The team had to build a system that allowed it to work with influenza viruses at a high level of biosafety — biosafety level three — while also allowing technicians access to the laser source required to see objects of interest in the lungs. Lead author Hiroshi Ueki helped design a system in which the laser is located outside of the high-containment lab space, aimed through a small glass window to a microscope inside the lab, all built on stabilized platforms that had to be physically separated but virtually connected.
Kawaoka’s team also had to create fluorescently-labeled viruses that could be used to infect the mice and viewed with the laser under the microscope, but which also functioned similarly to viruses found in nature. They call the technology Color-flu.
In addition, the researchers had to develop a method for keeping a portion of the lung still while the mouse breathed so they could get high-quality images and videos. The team had a small, custom-crafted device made called a thoracic window, which Kawaoka says has been patented, that uses a vacuum to stabilize a small portion of surgically-exposed lung during imaging.
For the study, the researchers infected mice with either fluorescently-labeled H5N1 or H1N1. Two days after infection, they could see cells in the lung infected with virus particles. The numbers of these cells reached their peak three days after infection and were higher in H5N1-infected lungs.
Blood flow in the capillaries of influenza-infected lungs slowed down after infection with either virus, though to a lesser extent in H1N1-infected mice. This suggests the viruses affect the vascular system before causing lung damage.

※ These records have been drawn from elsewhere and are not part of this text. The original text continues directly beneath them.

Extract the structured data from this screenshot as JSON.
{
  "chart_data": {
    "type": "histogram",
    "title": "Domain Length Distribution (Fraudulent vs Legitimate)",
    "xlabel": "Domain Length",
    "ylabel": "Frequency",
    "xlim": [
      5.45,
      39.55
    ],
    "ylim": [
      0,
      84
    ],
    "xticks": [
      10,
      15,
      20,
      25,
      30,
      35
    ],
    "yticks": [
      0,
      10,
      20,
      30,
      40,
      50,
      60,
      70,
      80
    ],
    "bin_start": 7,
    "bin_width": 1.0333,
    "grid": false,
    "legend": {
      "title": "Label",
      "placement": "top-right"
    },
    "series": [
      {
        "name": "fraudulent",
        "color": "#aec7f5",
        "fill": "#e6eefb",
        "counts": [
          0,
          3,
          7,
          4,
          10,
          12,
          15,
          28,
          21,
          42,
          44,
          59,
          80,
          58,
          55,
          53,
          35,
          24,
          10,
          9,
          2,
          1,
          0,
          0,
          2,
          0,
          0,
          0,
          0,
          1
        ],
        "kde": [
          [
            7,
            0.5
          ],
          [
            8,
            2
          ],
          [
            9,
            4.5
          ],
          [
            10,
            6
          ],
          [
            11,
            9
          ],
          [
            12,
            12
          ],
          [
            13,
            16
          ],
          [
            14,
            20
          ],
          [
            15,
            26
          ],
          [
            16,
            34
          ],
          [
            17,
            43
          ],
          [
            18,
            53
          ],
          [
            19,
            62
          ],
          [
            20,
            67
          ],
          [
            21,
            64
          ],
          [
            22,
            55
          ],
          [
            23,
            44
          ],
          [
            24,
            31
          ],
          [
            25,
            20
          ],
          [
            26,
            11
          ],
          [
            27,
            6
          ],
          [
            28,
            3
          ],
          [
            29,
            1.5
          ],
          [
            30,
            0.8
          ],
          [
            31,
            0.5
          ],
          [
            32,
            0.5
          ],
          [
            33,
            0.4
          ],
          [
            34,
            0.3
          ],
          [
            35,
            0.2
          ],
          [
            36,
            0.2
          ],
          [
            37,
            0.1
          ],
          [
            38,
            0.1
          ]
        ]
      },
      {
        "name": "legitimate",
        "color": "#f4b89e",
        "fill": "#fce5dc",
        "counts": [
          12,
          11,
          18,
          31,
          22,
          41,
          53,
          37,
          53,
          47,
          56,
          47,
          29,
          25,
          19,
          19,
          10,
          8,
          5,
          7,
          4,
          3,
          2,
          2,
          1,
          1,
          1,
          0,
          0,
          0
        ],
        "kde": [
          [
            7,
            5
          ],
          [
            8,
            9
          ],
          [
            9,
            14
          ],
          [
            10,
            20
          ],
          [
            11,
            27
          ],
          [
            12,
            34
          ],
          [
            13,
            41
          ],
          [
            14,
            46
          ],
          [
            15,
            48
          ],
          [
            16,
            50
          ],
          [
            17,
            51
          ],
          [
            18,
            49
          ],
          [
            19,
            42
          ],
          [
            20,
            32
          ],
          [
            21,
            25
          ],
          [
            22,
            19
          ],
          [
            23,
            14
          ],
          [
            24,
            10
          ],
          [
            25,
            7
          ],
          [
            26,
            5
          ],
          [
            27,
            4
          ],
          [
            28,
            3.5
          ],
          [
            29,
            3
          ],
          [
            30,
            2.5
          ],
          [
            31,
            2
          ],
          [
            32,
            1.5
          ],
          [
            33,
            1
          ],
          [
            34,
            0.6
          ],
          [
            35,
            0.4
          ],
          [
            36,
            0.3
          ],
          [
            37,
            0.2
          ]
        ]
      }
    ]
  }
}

The lungs of mice infected with H5N1 also became “leaky” two days after virus exposure, whereby the contents of the capillaries permeated into the tiny air sacs of the lungs, called alveoli. This was also associated with an increase in the number of dead cells in the lungs.
“Clearly, something is wrong with the pulmonary capillaries,” says Kawaoka, who is also a professor at the University of Tokyo, where the work was performed. “The reason why we see this leakage is that the junctions between endothelial cells (which make up the vessels in the lungs) loosen for some reason. We have documented this for the first time.”

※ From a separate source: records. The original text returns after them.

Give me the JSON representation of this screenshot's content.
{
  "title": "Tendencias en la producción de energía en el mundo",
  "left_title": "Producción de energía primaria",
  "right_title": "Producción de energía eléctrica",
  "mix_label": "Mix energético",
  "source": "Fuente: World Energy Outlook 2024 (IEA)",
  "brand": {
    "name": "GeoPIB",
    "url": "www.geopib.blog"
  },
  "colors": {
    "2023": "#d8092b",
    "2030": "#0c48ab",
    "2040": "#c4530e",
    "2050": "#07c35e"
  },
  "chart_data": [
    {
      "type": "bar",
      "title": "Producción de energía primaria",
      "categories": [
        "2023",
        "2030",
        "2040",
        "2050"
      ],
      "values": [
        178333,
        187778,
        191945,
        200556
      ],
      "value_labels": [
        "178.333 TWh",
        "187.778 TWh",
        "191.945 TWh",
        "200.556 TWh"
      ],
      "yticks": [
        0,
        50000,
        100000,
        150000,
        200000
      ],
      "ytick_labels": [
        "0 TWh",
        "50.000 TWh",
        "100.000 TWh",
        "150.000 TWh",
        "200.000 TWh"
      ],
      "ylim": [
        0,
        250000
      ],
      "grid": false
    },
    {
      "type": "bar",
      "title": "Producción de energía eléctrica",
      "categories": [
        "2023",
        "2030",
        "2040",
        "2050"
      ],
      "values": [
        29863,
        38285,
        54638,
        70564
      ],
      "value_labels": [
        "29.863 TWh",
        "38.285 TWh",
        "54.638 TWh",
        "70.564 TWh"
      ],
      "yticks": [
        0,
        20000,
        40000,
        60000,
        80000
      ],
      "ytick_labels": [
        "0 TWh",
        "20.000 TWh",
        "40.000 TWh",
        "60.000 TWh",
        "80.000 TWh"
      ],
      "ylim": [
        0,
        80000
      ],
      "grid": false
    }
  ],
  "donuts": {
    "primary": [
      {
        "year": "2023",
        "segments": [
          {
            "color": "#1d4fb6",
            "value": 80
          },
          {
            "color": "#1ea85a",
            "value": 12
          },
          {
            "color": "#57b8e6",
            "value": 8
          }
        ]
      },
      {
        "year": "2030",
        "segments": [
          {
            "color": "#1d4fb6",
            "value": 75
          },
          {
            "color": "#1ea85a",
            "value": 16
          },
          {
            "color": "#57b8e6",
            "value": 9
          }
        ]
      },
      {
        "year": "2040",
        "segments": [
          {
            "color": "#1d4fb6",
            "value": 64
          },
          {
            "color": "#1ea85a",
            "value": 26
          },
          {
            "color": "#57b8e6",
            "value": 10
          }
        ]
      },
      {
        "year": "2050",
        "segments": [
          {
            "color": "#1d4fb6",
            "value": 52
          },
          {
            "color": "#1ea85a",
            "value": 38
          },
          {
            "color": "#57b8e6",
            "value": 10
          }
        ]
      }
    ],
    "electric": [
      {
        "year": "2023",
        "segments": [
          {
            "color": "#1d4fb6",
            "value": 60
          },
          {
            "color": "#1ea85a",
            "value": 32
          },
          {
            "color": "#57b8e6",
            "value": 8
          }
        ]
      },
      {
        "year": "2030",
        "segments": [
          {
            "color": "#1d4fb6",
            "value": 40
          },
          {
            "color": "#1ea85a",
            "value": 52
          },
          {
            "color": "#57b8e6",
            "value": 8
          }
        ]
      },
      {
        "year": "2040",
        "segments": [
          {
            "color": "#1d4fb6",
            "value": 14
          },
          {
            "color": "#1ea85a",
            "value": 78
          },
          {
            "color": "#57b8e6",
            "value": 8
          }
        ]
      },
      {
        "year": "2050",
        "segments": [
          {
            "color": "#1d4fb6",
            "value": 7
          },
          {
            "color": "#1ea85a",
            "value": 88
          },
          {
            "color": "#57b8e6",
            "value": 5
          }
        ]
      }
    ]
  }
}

Studying the mechanisms of infection can be something of a chicken-and-egg endeavor, because once infection starts, so does the body’s response, triggering a cascade of actions that can also cause some of the damage associated with the pathogen. Some of it, like the pulmonary leakiness Kawaoka’s team observed, may help the body respond, he says. This relationship between virus and host is what drives much of Kawaoka’s curiosity.
His team chose to look at immune cells called neutrophils, one of the body’s first lines of defense. Their action can cause inflammation. In mice infected with H5N1, neutrophils were recruited to the lungs on the first day after exposure, becoming six times more prevalent. They doubled in the lungs of mice infected with H1N1.

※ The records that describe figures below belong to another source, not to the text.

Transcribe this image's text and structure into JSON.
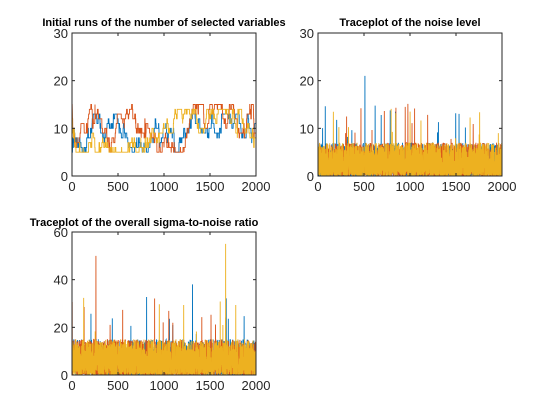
{
  "chart_data": [
    {
      "type": "line",
      "title": "Initial runs of the number of selected variables",
      "xlabel": "",
      "ylabel": "",
      "xlim": [
        0,
        2000
      ],
      "ylim": [
        0,
        30
      ],
      "xticks": [
        0,
        500,
        1000,
        1500,
        2000
      ],
      "yticks": [
        0,
        10,
        20,
        30
      ],
      "grid": false,
      "n_samples": 2000,
      "series": [
        {
          "color": "#0072BD",
          "start": 0,
          "settle_low": 5,
          "settle_high": 13,
          "peak": 1,
          "peak_at": 0
        },
        {
          "color": "#D95319",
          "start": 24,
          "settle_low": 5,
          "settle_high": 15,
          "peak": 15,
          "peak_at": 250
        },
        {
          "color": "#EDB120",
          "start": 30,
          "settle_low": 5,
          "settle_high": 14,
          "peak": 14,
          "peak_at": 1820
        }
      ]
    },
    {
      "type": "line",
      "title": "Traceplot of the noise level",
      "xlabel": "",
      "ylabel": "",
      "xlim": [
        0,
        2000
      ],
      "ylim": [
        0,
        30
      ],
      "xticks": [
        0,
        500,
        1000,
        1500,
        2000
      ],
      "yticks": [
        0,
        10,
        20,
        30
      ],
      "grid": false,
      "n_samples": 2000,
      "series": [
        {
          "color": "#0072BD",
          "typical_max": 7,
          "peak": 21,
          "peak_at": 510
        },
        {
          "color": "#D95319",
          "typical_max": 7,
          "peak": 9,
          "peak_at": 300
        },
        {
          "color": "#EDB120",
          "typical_max": 7,
          "peak": 9,
          "peak_at": 1960
        }
      ]
    },
    {
      "type": "line",
      "title": "Traceplot of the overall sigma-to-noise ratio",
      "xlabel": "",
      "ylabel": "",
      "xlim": [
        0,
        2000
      ],
      "ylim": [
        0,
        60
      ],
      "xticks": [
        0,
        500,
        1000,
        1500,
        2000
      ],
      "yticks": [
        0,
        20,
        40,
        60
      ],
      "grid": false,
      "n_samples": 2000,
      "series": [
        {
          "color": "#0072BD",
          "typical_max": 15,
          "peak": 38,
          "peak_at": 1310
        },
        {
          "color": "#D95319",
          "typical_max": 15,
          "peak": 50,
          "peak_at": 260
        },
        {
          "color": "#EDB120",
          "typical_max": 15,
          "peak": 55,
          "peak_at": 1670
        }
      ]
    }
  ]
}
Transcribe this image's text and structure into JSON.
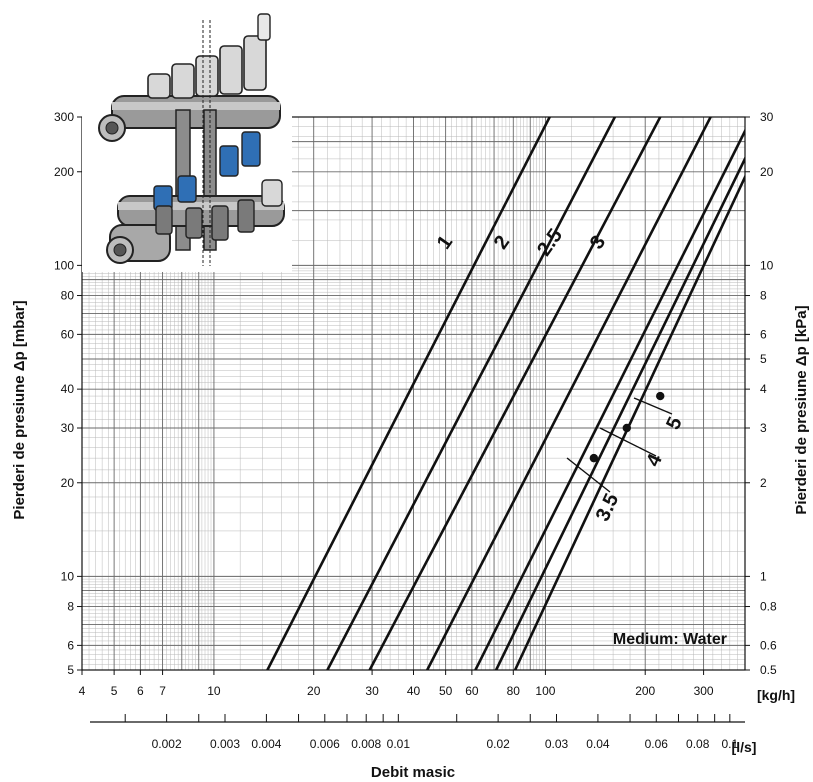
{
  "chart_data": {
    "type": "line",
    "x_scale": "log",
    "y_scale": "log",
    "xlim": [
      4,
      400
    ],
    "ylim": [
      5,
      300
    ],
    "x_ticks": [
      "4",
      "5",
      "6",
      "7",
      "10",
      "20",
      "30",
      "40",
      "50",
      "60",
      "80",
      "100",
      "200",
      "300"
    ],
    "x_unit": "[kg/h]",
    "x2_ticks": [
      "0.002",
      "0.003",
      "0.004",
      "0.006",
      "0.008",
      "0.01",
      "0.02",
      "0.03",
      "0.04",
      "0.06",
      "0.08",
      "0.1"
    ],
    "x2_unit": "[l/s]",
    "xlabel": "Debit masic",
    "y_ticks": [
      "5",
      "6",
      "8",
      "10",
      "20",
      "30",
      "40",
      "60",
      "80",
      "100",
      "200",
      "300"
    ],
    "ylabel": "Pierderi de presiune Δp   [mbar]",
    "y2_ticks": [
      "0.5",
      "0.6",
      "0.8",
      "1",
      "2",
      "3",
      "4",
      "5",
      "6",
      "8",
      "10",
      "20",
      "30"
    ],
    "y2label": "Pierderi de presiune Δp   [kPa]",
    "annotation": "Medium: Water",
    "grid": true,
    "series": [
      {
        "name": "1",
        "x": [
          14.5,
          103
        ],
        "y": [
          5,
          300
        ]
      },
      {
        "name": "2",
        "x": [
          22,
          162
        ],
        "y": [
          5,
          300
        ]
      },
      {
        "name": "2.5",
        "x": [
          29.5,
          222
        ],
        "y": [
          5,
          300
        ]
      },
      {
        "name": "3",
        "x": [
          44,
          315
        ],
        "y": [
          5,
          300
        ]
      },
      {
        "name": "3.5",
        "x": [
          61.5,
          420
        ],
        "y": [
          5,
          300
        ]
      },
      {
        "name": "4",
        "x": [
          71,
          420
        ],
        "y": [
          5,
          245
        ]
      },
      {
        "name": "5",
        "x": [
          81,
          420
        ],
        "y": [
          5,
          215
        ]
      }
    ],
    "markers": [
      {
        "series": "3.5",
        "x": 140,
        "y": 24
      },
      {
        "series": "4",
        "x": 176,
        "y": 30
      },
      {
        "series": "5",
        "x": 222,
        "y": 38
      }
    ]
  }
}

After the number of influenza-infected cells peaked on day three, neutrophil numbers dropped, but those that remained behaved differently than neutrophils in healthy mice.
The team found that neutrophils show two kinds of motion: slow and rapid. In influenza-infected lungs, the neutrophils that remained after the peak day showed a decrease in rapid motion and spent more time moving slowly, as if scouting for infected cells.
“We don’t yet know why and what they’re doing,” says Kawaoka, but, he notes, this is the first time this behavior has been documented. And for him, it is motivation to dig even deeper, and adapt the technology for other respiratory viruses.
“We are seeing the mechanisms of the immune system at work,” he says. “These are the things you discover and it’s exciting, but now we have to figure out what’s going on.”
The study was funded by numerous federal grants from the nation of Japan and by the Japan Society for the Promotion of Science.